FAIRFIELD — Insisting on cost estimates for three different versions of the Mill Hill School project has some Board of Education members worried they’ll miss a state reimbursement deadline.

The Board of Finance and the Board of Selectmen asked that they receive estimates for the renovation and expansion project for three different student capacities, despite the school board’s original request for a 504 student capacity project.

Board member Jessica Gerber, who serves as a liaison to the building committee, said she asked several weeks ago how confident the committee was that they would meet the June 30,2019 deadline for submitting the reimbursement application.

“They are already a little bit behind,” Gerber said. “There definitely are concerns.”

She said if the design approval takes more than one meeting with each board for approval, that could completely throw off the schedule, adding that this would all be coming in the middle of the budget season. “I’m not sure there is anything this board can do,” Gerber said. “It will be tight, at best.”

“I want to ask whether it would be appropriate talking about timelines,” board member Jeffery Peterson said. “One of the reasons we asked for alternates in the beginning was to get a rough idea for the costs.” He asked whether they could ask the building committee if they could give us “a rule of thumb, a rough something, something to chew on.”

Chairman Phil Dwyer said it was not the school board’s idea to seek the three option costs — that came from the selectmen and the Board of Finance. “In order to move the project along, we did not object to the Board of Finance and Board of Selectmen doing that,” Dwyer said. “To us, the June date is critical.”

The options look at school capacities of 378, 440 and 504. “On the 378, this board has had past conversations that an 18 classroom building would not be acceptable to this board,” Dwyer said. “If it were me, I’d say if you want to look at 378 you’re welcome to, but that is not a vote of this board, that’s a line we’re going to have to address.”

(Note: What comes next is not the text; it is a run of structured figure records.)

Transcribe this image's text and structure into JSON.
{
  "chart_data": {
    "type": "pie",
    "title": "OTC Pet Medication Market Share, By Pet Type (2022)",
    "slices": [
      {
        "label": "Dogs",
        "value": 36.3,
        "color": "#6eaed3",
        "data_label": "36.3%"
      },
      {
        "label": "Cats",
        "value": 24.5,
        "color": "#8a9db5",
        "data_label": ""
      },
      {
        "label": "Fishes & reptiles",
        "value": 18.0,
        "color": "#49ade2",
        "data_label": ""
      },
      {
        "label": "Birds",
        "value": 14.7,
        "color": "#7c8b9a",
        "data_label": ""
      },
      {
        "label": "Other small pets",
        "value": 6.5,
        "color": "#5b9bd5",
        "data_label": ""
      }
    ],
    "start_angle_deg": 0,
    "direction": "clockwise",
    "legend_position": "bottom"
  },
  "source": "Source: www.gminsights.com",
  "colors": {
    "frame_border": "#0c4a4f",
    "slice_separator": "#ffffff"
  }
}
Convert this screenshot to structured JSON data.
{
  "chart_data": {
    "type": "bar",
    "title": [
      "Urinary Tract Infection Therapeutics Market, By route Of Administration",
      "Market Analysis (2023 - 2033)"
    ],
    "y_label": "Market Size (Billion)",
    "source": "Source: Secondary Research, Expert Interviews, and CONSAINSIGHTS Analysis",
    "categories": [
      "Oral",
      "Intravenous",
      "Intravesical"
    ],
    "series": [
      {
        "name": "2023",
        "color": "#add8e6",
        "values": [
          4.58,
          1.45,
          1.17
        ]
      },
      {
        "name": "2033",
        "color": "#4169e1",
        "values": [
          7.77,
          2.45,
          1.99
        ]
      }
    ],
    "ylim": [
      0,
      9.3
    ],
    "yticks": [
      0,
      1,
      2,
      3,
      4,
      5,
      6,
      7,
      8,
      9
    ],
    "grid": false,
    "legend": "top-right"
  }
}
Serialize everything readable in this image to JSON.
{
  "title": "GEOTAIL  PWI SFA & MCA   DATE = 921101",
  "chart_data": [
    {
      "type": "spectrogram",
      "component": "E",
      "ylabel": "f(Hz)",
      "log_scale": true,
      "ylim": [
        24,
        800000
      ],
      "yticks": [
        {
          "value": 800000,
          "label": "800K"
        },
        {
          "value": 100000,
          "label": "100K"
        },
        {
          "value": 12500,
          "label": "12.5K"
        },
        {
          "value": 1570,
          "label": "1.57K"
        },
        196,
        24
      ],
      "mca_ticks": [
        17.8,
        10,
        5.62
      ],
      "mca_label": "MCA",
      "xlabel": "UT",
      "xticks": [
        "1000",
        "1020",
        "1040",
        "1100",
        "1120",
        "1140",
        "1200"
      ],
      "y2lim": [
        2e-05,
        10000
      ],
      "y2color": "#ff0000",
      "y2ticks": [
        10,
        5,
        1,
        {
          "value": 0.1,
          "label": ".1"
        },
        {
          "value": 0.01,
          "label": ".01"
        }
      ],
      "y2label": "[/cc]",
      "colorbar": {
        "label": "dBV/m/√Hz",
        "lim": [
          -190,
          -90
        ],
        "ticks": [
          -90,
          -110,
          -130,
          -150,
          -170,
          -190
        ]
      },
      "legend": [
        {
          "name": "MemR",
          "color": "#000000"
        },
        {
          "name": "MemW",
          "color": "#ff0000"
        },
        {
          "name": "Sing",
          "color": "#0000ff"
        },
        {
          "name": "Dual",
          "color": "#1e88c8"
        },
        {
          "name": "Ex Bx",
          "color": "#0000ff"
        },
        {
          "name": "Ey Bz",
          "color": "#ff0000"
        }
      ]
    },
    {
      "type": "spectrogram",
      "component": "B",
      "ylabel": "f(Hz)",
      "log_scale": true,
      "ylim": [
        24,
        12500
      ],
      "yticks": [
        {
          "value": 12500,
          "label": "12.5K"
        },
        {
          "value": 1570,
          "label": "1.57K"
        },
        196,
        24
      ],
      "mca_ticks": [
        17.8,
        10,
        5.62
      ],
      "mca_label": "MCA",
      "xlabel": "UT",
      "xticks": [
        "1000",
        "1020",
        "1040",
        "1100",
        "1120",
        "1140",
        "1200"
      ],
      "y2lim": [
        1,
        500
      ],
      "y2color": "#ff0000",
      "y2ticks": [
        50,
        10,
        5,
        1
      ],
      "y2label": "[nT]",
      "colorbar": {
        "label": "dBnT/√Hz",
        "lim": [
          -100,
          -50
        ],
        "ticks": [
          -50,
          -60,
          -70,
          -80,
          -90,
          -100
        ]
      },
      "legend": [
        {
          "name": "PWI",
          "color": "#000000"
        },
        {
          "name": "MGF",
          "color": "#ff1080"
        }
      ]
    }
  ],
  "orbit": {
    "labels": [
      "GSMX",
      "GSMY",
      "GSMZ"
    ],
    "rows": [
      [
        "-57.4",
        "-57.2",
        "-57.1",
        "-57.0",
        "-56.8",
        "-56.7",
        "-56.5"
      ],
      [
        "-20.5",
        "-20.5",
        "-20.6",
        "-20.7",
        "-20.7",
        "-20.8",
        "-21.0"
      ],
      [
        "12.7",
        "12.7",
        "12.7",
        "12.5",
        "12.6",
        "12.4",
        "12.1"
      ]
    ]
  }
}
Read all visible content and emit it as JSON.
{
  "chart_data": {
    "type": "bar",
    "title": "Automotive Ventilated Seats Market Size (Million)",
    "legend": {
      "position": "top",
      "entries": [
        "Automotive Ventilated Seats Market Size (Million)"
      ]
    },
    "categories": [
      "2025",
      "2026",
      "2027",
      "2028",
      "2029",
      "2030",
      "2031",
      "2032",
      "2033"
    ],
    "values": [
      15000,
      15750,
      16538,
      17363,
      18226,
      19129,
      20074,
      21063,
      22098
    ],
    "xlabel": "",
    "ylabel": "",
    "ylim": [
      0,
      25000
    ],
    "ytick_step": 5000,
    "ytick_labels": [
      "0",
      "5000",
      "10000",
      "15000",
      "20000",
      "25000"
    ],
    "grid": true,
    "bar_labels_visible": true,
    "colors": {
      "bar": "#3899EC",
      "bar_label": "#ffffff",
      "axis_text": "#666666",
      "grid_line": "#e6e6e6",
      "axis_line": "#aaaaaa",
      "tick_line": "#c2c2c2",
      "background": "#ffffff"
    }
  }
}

He also said when you ask an architect for a ball park cost estimate without a space planning document, the number is based on a general cost estimate and can be seen by some in town as a firm number. That, Dwyer said, then leads to more questions should the actual number come in higher.

“My fear is the whole fire storm that started with Mill Hill started with a number thrown out there that was not factually based,” board member Nicholas Aysseh said.

Sal Morabito, manager pf construction, security and safety for the district, said if the June 30 deadline is missed, absent any change in state statutes, it means state certification for reimbursement will be delayed for a year, and the town would carry the bond payment, with interest, for a year longer.

“The other change that could happen,’ he said, “is whether our reimbursement rate will be changed. That’s the biggest unknown.” Right now, the town gets about a 24 percent reimbursement.

Board member Trish Pytko wanted to know how realistic is the June 30 deadline.

“They didn’t say absolutely no, but they said it’s going to be tight, Gerber said, and a lot could happen between now and June 30, if the project is able to move quickly through all the town bodies and no one asks for a second presentation. She said it’s hard to know at this point when the building committee will know if the deadline will be met, or missed.

Gerber said a delay in the Mill Hill project impacts other pending school projects, pushing them further out.

The Mill Hill Building Committee received $1.5 million in seed money and is in the process of hiring an architect. Costs for adding 5 classrooms to the school have been pegged at as much a $25 million.